Export and import files in parallel

This page describes exporting and importing files into Cloud SQL instances in parallel.

Before you begin

Before you begin an export or import operation:

  • Ensure that your database has adequate free space.
  • Export and import operations use database resources, but they don't interfere with typical database operations unless the instance is under-provisioned.

  • Follow the best practices for exporting and importing data.
  • After completing an import operation, verify the results.

Export data from Cloud SQL for PostgreSQL to multiple files in parallel

The following sections contain information about exporting data from Cloud SQL for PostgreSQL to multiple files in parallel.

Required roles and permissions for exporting data from Cloud SQL for PostgreSQL to multiple files in parallel

To export data from Cloud SQL into Cloud Storage, the user initiating the export must have one of the following roles:

Additionally, the service account for the Cloud SQL instance must have one of the following roles:

  • The storage.objectAdmin Identity and Access Management (IAM) role
  • A custom role, including the following permissions:
    • storage.objects.create
    • storage.objects.list (for exporting files in parallel only)
    • storage.objects.delete (for exporting files in parallel only)

For help with IAM roles, see Identity and Access Management.

Export data to multiple files in parallel

You can export data in parallel from multiple files that reside in Cloud SQL to Cloud Storage. To do this, use the pg_dump utility with the --jobs option.

If you plan to import your data into Cloud SQL, then follow the instructions provided in Exporting data from an external database server so that your files are formatted correctly for Cloud SQL.

gcloud

To export data from Cloud SQL to multiple files in parallel, complete the following steps:

  1. Create a Cloud Storage bucket.
  2. To find the service account for the Cloud SQL instance that you're exporting files from, use the
    gcloud sql instances describe command.
    gcloud sql instances describe INSTANCE_NAME
    
  3. Replace INSTANCE_NAME with the name of your Cloud SQL instance.

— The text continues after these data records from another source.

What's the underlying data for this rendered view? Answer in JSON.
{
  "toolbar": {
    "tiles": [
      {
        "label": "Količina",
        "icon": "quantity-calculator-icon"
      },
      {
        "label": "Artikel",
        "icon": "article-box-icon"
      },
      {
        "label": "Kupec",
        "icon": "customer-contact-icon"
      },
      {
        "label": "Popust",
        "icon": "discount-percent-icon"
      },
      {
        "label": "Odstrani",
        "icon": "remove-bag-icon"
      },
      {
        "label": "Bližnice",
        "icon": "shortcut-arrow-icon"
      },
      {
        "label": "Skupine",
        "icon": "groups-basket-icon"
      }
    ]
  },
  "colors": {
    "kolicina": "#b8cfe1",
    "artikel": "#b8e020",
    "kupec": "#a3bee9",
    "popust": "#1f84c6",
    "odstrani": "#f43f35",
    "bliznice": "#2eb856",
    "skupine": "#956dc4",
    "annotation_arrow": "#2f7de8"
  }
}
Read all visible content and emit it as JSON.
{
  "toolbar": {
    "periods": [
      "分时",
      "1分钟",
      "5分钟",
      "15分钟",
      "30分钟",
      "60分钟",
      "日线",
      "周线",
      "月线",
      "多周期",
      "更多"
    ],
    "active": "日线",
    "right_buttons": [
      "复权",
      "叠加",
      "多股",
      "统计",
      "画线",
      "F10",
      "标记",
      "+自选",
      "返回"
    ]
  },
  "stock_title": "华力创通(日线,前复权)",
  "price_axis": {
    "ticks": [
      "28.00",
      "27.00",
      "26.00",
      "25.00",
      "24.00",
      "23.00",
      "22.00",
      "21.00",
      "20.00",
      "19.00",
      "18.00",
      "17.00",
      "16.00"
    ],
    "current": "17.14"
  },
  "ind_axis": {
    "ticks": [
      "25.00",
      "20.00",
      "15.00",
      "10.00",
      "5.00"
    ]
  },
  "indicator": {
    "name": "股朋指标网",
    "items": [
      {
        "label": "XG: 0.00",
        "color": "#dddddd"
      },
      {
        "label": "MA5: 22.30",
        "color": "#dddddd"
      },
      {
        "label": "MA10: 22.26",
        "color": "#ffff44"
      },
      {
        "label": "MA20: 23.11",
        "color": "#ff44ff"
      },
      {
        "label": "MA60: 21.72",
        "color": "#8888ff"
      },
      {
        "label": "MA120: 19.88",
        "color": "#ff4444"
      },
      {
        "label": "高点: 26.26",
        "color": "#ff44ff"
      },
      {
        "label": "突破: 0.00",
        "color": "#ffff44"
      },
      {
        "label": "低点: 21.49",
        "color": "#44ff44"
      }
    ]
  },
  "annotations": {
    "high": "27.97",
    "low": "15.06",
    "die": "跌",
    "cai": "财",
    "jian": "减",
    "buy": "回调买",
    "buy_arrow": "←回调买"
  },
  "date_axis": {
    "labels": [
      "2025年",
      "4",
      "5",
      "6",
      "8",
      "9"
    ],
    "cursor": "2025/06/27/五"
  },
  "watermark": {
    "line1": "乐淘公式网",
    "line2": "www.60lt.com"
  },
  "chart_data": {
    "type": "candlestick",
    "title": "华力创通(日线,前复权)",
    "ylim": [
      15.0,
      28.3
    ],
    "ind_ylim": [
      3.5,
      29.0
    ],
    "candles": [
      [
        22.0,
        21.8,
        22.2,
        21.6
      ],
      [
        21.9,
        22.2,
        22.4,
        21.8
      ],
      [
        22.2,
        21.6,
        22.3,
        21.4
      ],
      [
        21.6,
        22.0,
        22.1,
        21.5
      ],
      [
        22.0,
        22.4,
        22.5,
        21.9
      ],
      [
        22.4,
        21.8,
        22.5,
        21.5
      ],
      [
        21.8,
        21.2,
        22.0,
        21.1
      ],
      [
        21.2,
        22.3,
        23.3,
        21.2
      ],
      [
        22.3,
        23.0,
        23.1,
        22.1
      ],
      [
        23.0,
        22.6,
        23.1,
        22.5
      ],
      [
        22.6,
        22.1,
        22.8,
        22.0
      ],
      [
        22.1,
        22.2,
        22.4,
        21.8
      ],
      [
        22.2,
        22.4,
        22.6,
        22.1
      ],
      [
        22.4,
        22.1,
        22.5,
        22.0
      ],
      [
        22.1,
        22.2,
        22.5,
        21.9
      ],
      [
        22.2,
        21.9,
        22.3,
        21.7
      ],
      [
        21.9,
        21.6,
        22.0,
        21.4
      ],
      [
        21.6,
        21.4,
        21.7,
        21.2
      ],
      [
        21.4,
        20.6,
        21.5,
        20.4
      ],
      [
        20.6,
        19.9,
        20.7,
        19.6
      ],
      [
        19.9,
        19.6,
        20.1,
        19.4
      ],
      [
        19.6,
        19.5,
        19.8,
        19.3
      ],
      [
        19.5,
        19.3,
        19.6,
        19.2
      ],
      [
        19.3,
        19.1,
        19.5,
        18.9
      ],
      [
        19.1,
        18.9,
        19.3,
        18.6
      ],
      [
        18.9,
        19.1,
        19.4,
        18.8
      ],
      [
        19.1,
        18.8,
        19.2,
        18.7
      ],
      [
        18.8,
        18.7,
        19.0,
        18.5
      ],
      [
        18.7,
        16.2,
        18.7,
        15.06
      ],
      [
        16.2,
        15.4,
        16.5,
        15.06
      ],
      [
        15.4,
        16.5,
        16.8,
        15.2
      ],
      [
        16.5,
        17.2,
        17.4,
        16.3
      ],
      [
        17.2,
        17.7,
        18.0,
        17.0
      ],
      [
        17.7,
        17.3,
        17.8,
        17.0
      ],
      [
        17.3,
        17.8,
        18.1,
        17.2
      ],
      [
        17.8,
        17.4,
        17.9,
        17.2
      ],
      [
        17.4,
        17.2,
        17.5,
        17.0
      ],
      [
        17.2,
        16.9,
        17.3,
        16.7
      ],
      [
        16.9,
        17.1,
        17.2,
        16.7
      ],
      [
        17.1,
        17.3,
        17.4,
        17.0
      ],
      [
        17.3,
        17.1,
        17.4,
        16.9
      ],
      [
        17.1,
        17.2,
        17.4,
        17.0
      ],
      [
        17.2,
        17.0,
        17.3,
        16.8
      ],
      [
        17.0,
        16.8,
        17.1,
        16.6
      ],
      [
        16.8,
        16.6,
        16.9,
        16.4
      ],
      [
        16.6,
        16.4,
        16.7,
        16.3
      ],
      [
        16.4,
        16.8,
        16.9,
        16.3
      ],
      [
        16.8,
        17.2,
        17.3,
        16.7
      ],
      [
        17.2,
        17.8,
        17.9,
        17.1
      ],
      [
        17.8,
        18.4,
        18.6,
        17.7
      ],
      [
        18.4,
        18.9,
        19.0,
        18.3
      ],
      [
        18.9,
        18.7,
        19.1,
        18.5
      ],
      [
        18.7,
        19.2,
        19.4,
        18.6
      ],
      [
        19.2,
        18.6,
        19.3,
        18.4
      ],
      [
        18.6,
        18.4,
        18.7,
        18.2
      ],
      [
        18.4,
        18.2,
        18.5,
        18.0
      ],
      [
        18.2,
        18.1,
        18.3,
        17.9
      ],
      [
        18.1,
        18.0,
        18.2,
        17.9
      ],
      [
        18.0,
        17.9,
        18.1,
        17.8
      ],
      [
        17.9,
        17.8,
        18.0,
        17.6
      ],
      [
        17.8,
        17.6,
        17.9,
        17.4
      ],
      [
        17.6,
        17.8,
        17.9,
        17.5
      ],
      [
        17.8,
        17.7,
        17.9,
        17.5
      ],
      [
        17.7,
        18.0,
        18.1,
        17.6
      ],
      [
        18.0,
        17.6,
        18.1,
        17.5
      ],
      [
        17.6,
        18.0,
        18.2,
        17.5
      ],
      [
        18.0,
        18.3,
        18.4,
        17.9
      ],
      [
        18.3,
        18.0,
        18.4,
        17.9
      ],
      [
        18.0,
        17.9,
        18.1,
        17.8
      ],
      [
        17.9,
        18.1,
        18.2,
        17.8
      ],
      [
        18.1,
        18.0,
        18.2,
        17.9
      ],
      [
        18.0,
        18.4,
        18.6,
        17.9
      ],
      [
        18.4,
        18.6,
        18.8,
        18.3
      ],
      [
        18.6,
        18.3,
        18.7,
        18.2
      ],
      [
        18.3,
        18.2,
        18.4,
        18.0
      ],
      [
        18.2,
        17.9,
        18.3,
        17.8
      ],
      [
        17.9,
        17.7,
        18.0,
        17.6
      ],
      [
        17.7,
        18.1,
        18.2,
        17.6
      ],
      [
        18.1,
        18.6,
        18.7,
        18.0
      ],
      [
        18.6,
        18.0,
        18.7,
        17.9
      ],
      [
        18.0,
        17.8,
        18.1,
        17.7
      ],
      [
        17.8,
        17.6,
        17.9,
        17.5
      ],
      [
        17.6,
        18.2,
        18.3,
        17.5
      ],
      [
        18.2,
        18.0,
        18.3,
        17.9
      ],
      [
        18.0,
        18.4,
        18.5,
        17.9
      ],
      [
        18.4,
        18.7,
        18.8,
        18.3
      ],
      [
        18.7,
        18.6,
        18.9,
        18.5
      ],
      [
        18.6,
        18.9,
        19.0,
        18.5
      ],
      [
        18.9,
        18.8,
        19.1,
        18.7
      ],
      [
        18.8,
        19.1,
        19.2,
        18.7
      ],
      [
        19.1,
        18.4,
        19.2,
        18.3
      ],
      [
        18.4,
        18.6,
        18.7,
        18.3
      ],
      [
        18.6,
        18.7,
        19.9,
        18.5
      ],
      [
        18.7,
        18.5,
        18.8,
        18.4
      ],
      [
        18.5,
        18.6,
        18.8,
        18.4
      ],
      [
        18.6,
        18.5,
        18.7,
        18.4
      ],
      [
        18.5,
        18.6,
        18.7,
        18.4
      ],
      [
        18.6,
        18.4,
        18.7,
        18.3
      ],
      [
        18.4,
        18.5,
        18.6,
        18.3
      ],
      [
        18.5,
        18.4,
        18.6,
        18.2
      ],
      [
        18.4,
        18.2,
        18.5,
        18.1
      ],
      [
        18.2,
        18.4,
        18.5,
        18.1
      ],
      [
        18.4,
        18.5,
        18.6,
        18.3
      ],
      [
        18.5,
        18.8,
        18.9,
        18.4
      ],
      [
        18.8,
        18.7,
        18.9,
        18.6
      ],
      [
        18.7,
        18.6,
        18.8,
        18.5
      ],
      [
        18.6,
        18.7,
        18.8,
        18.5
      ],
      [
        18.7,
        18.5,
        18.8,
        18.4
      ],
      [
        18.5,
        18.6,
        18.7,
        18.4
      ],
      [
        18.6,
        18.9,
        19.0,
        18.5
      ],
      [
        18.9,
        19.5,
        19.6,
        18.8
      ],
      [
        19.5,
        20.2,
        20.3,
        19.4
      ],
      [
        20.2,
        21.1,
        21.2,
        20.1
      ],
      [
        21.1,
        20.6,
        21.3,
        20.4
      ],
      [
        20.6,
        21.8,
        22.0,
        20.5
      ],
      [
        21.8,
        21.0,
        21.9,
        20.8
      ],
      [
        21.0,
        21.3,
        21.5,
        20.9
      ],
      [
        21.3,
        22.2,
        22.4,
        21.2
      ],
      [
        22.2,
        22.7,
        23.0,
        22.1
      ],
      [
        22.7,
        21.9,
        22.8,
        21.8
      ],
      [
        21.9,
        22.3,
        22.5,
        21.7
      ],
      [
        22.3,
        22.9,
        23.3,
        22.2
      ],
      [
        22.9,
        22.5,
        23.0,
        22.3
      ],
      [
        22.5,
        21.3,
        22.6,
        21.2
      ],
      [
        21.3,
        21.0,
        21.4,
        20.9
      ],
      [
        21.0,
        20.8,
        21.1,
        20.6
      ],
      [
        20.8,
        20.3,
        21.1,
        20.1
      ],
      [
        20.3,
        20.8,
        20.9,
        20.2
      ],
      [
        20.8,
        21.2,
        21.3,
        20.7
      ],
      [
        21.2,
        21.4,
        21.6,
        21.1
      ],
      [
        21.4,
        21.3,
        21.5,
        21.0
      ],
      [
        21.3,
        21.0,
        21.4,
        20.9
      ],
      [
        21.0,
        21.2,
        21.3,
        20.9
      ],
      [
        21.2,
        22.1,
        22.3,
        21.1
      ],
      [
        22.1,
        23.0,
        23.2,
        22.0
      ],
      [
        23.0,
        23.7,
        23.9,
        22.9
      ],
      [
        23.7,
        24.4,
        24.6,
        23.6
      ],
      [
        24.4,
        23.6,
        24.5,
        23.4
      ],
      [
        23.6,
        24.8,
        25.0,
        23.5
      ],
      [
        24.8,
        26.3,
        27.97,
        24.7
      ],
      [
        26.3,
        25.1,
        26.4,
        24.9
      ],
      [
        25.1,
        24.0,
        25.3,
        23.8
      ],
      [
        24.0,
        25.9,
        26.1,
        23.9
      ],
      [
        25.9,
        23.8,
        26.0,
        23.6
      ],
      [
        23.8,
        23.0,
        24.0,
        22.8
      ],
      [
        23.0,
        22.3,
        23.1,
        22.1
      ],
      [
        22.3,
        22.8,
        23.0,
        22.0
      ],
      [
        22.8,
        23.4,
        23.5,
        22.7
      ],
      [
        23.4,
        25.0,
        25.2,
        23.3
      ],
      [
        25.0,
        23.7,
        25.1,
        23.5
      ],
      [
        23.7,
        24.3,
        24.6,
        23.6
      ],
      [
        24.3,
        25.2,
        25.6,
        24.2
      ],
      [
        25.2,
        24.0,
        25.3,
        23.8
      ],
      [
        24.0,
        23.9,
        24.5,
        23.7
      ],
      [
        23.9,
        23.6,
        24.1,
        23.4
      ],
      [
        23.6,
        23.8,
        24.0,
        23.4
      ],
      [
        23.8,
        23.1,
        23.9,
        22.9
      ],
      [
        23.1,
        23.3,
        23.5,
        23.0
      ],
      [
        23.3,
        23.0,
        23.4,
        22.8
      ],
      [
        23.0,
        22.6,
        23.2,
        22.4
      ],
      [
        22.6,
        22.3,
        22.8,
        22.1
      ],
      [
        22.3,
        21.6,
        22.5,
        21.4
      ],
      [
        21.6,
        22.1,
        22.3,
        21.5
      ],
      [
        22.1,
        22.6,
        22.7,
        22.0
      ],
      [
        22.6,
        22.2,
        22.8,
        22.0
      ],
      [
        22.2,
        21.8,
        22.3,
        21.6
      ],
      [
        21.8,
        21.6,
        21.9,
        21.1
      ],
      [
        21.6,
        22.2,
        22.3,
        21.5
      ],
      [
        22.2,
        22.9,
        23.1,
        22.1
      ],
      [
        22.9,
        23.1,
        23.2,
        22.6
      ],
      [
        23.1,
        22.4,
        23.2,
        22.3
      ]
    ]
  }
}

    In the output, look for the value that's associated with the serviceAccountEmailAddress field.

  4. To grant the storage.objectAdmin IAM role to the service account, use the gsutil iam utility. For help with setting IAM permissions, see Use IAM permissions.
  5. To export data from Cloud SQL to multiple files in parallel, use the gcloud sql export sql command:
    gcloud sql export sql INSTANCE_NAME gs://BUCKET_NAME/BUCKET_PATH/FOLDER_NAME \
    --offload \
    --parallel \
    --threads=THREAD_NUMBER \
    --database=DATABASE_NAME \
    --table=TABLE_EXPRESSION
    

    Make the following replacements:

    • INSTANCE_NAME: the name of the Cloud SQL instance from which you're exporting files in parallel.
    • BUCKET_NAME: the name of the Cloud Storage bucket.
    • BUCKET_PATH: the path to the bucket where the export files are stored.
    • FOLDER_NAME: the folder where the export files are stored.
    • THREAD_NUMBER: the number of threads that Cloud SQL uses to export files in parallel. For example, if you want to export three files at a time in parallel, then specify 3 as the value for this parameter.
    • DATABASE_NAME: the name of the database inside of the Cloud SQL instance from which the export is made. You must specify only one database.
    • TABLE_EXPRESSION: the tables to export from the specified database.

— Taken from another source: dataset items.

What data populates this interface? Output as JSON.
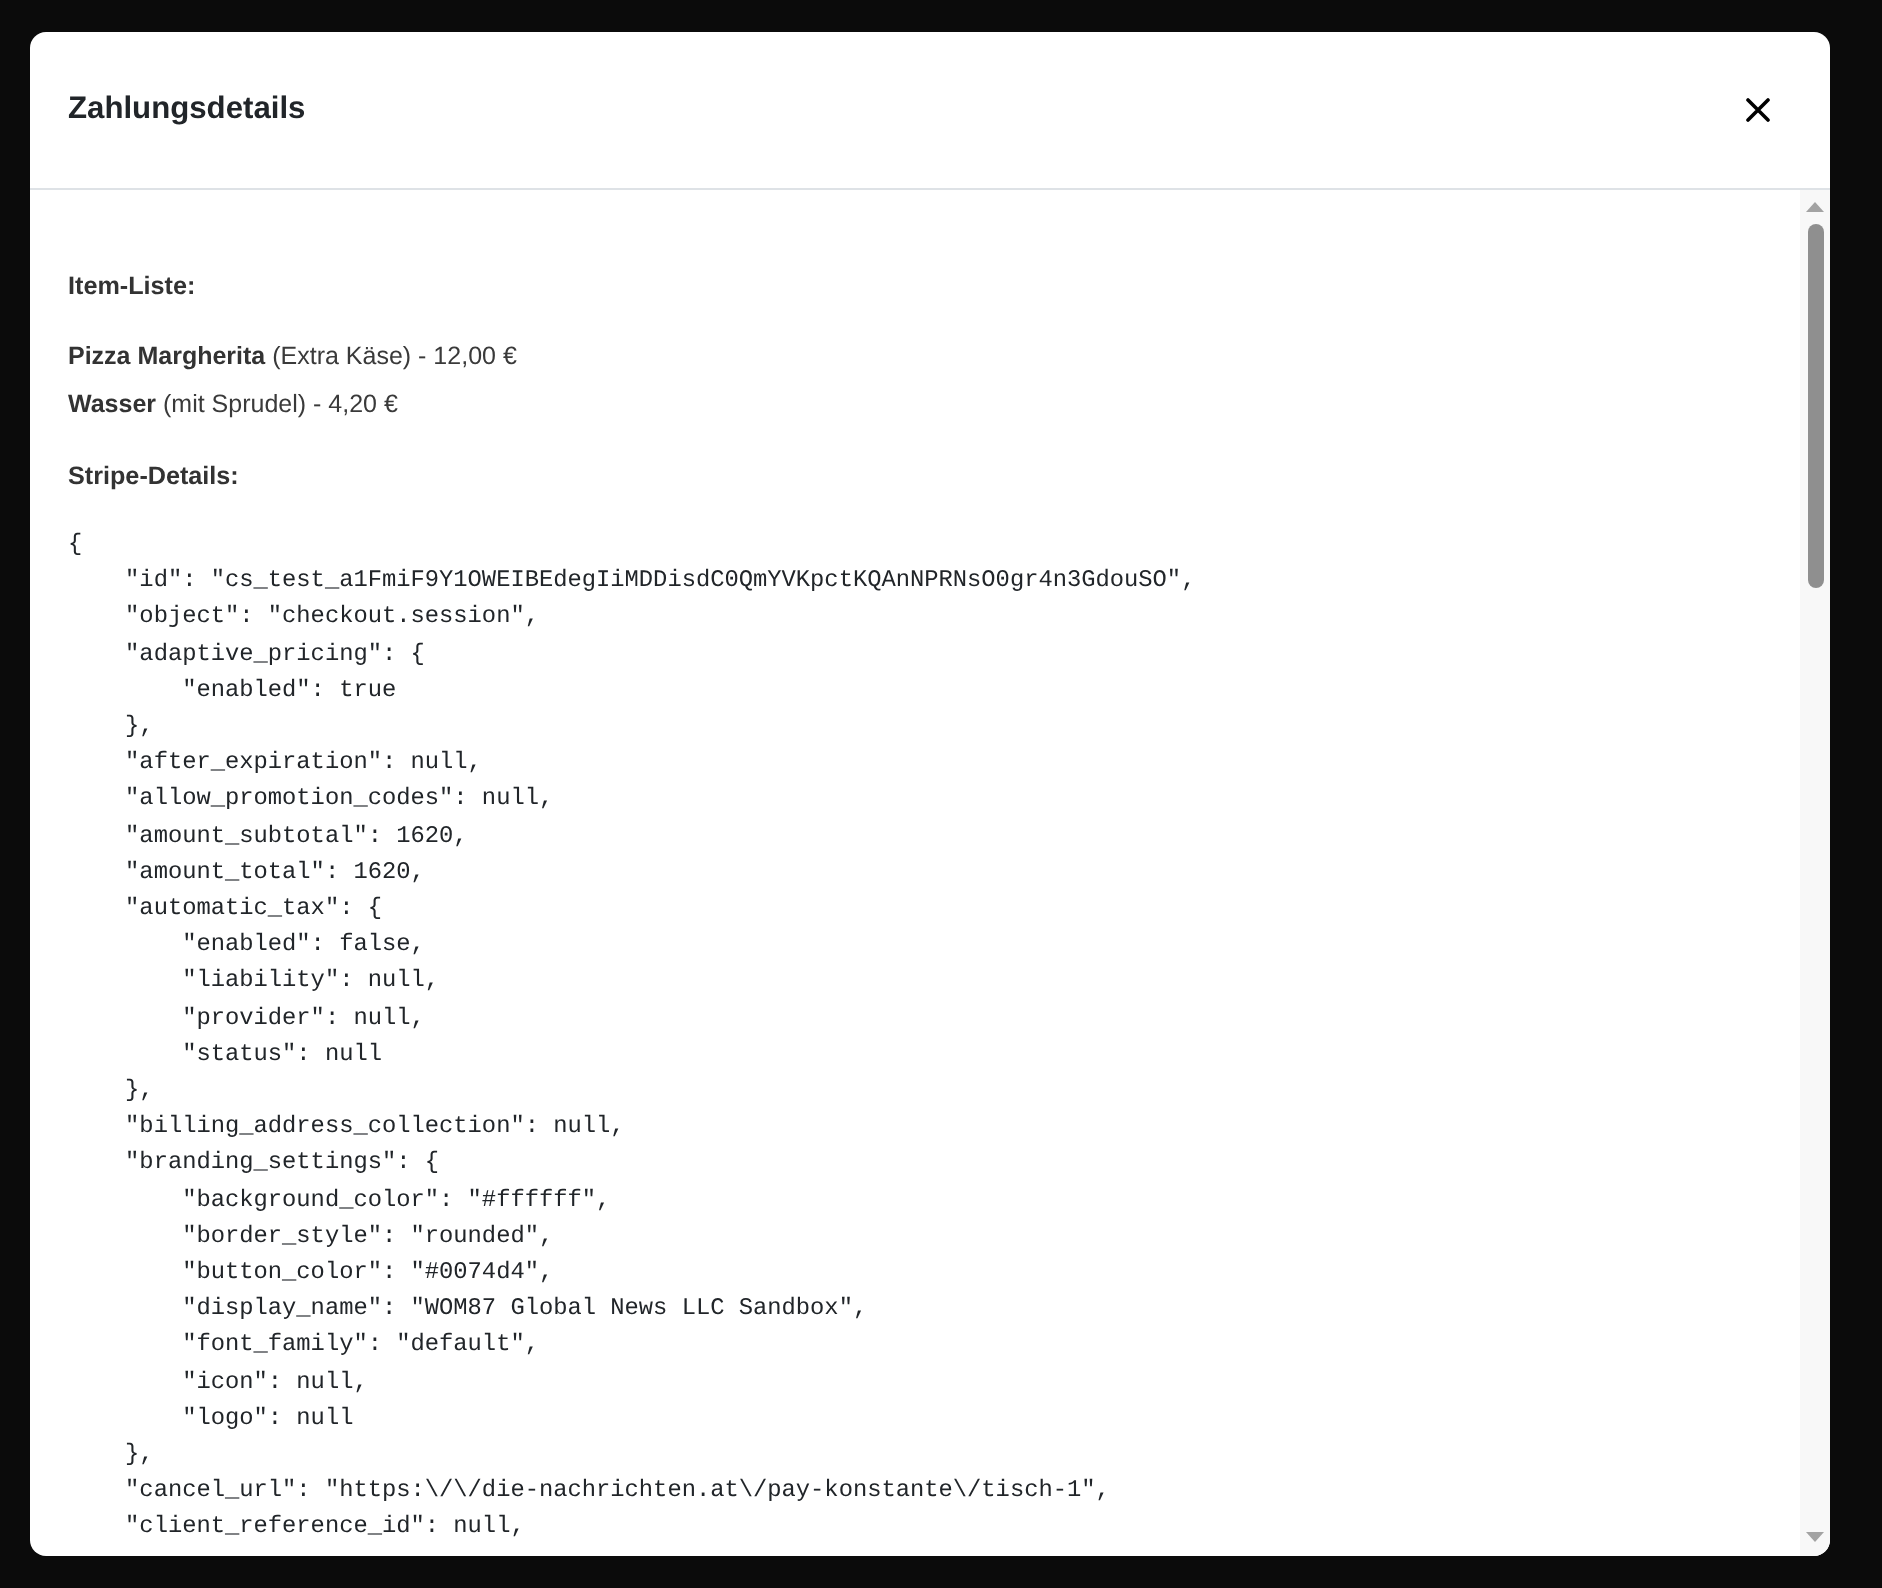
{
  "dialog": {
    "title": "Zahlungsdetails"
  },
  "item_list": {
    "heading": "Item-Liste:",
    "items": [
      "**Pizza Margherita** (Extra Käse) - 12,00 €",
      "**Wasser** (mit Sprudel) - 4,20 €"
    ]
  },
  "stripe_details": {
    "heading": "Stripe-Details:",
    "code": "{\n    \"id\": \"cs_test_a1FmiF9Y1OWEIBEdegIiMDDisdC0QmYVKpctKQAnNPRNsO0gr4n3GdouSO\",\n    \"object\": \"checkout.session\",\n    \"adaptive_pricing\": {\n        \"enabled\": true\n    },\n    \"after_expiration\": null,\n    \"allow_promotion_codes\": null,\n    \"amount_subtotal\": 1620,\n    \"amount_total\": 1620,\n    \"automatic_tax\": {\n        \"enabled\": false,\n        \"liability\": null,\n        \"provider\": null,\n        \"status\": null\n    },\n    \"billing_address_collection\": null,\n    \"branding_settings\": {\n        \"background_color\": \"#ffffff\",\n        \"border_style\": \"rounded\",\n        \"button_color\": \"#0074d4\",\n        \"display_name\": \"WOM87 Global News LLC Sandbox\",\n        \"font_family\": \"default\",\n        \"icon\": null,\n        \"logo\": null\n    },\n    \"cancel_url\": \"https:\\/\\/die-nachrichten.at\\/pay-konstante\\/tisch-1\",\n    \"client_reference_id\": null,"
  }
}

    The export sql command doesn't contain triggers or stored procedures, but does contain views. To export triggers or stored procedures, use a single thread for the export. This thread uses the pg_dump tool.

    After the export completes, you should have files in a folder in the Cloud Storage bucket in the pg_dump directory format.

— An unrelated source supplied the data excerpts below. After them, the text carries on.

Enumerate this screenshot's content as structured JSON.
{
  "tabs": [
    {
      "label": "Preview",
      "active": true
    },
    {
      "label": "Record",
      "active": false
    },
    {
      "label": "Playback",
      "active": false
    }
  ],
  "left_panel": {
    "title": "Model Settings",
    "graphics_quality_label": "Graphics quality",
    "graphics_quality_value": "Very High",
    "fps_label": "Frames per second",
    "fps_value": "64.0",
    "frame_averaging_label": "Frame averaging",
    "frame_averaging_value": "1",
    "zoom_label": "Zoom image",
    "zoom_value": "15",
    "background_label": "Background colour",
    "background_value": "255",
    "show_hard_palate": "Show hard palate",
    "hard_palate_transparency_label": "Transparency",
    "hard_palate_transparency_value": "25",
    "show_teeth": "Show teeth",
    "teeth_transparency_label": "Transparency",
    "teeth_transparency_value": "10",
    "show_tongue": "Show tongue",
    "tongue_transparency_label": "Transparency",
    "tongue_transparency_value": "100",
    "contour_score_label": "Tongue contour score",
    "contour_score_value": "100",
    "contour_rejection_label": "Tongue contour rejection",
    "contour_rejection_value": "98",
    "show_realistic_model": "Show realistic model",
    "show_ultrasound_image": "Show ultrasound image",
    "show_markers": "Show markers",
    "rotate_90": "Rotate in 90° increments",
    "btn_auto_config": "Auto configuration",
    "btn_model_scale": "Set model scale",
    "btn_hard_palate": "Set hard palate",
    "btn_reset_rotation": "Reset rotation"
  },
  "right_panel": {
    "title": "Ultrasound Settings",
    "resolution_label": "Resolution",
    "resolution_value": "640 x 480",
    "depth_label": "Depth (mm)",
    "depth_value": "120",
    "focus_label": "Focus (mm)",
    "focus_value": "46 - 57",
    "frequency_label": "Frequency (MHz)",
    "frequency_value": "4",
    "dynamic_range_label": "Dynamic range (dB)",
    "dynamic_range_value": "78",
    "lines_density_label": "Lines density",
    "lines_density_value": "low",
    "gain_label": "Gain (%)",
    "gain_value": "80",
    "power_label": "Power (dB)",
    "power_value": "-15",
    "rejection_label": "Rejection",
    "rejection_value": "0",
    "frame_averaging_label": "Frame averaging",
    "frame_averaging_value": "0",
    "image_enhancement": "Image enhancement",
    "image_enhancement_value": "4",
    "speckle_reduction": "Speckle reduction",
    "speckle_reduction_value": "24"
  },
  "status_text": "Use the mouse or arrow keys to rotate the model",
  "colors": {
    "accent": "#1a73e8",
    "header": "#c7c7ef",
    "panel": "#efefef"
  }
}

  6. If you don't need the IAM role that you set in Required roles and permissions for exporting from Cloud SQL for PostgreSQL, then revoke it.

REST v1

To export data from Cloud SQL to multiple files in parallel, complete the following steps:

  1. Create a Cloud Storage bucket:
    gsutil mb -p PROJECT_NAME -l LOCATION_NAME gs://BUCKET_NAME
    
    Make the following replacements:
    • PROJECT_NAME: the name of the Google Cloud project that contains the Cloud Storage bucket you're creating.
    • LOCATION_NAME: the location of the bucket where you want to store the files you're exporting. For example, us-east1.
    • BUCKET_NAME: the name of the bucket, subject to naming requirements. For example, my-bucket.
  2. Provide your instance with the legacyBucketWriter IAM role for your bucket. For help with setting IAM permissions, see Use IAM permissions.
  3. Export data from Cloud SQL to multiple files in parallel:

    Before using any of the request data, make the following replacements:

    • PROJECT_NAME: the name of the Google Cloud project that contains the Cloud Storage bucket you created.
    • INSTANCE_NAME: the name of the Cloud SQL instance from which you're exporting files in parallel.
    • BUCKET_NAME: the name of the Cloud Storage bucket.
    • BUCKET_PATH: the path to the bucket where the export files are stored.
    • FOLDER_NAME: the folder where the export files are stored.
    • DATABASE_NAME: the name of the database inside of the Cloud SQL instance from which the export is made. You must specify only one database.
    • THREAD_NUMBER: the number of threads that Cloud SQL uses to export files in parallel. For example, if you want to export three files at a time in parallel, then specify 3 as the value for this parameter.

    HTTP method and URL:

    POST https://sqladmin.googleapis.com/v1/projects/PROJECT_NAME/instances/INSTANCE_NAME/export

    Request JSON body:

    {
     "exportContext":
       {
          "fileType": "SQL",
          "uri": "gs://BUCKET_NAME/BUCKET_PATH/FOLDER_NAME",
          "databases": ["DATABASE_NAME"],
          "offload": [TRUE|FALSE],
          "sqlExportOptions": {
            "parallel": [TRUE|FALSE],
            "threads": [THREAD_NUMBER]
           }
       }
    }
    

    To send your request, expand one of these options:

    You should receive a JSON response similar to the following:

  4. After the export completes, you should have files in a folder in the Cloud Storage bucket in the pg_dump directory format.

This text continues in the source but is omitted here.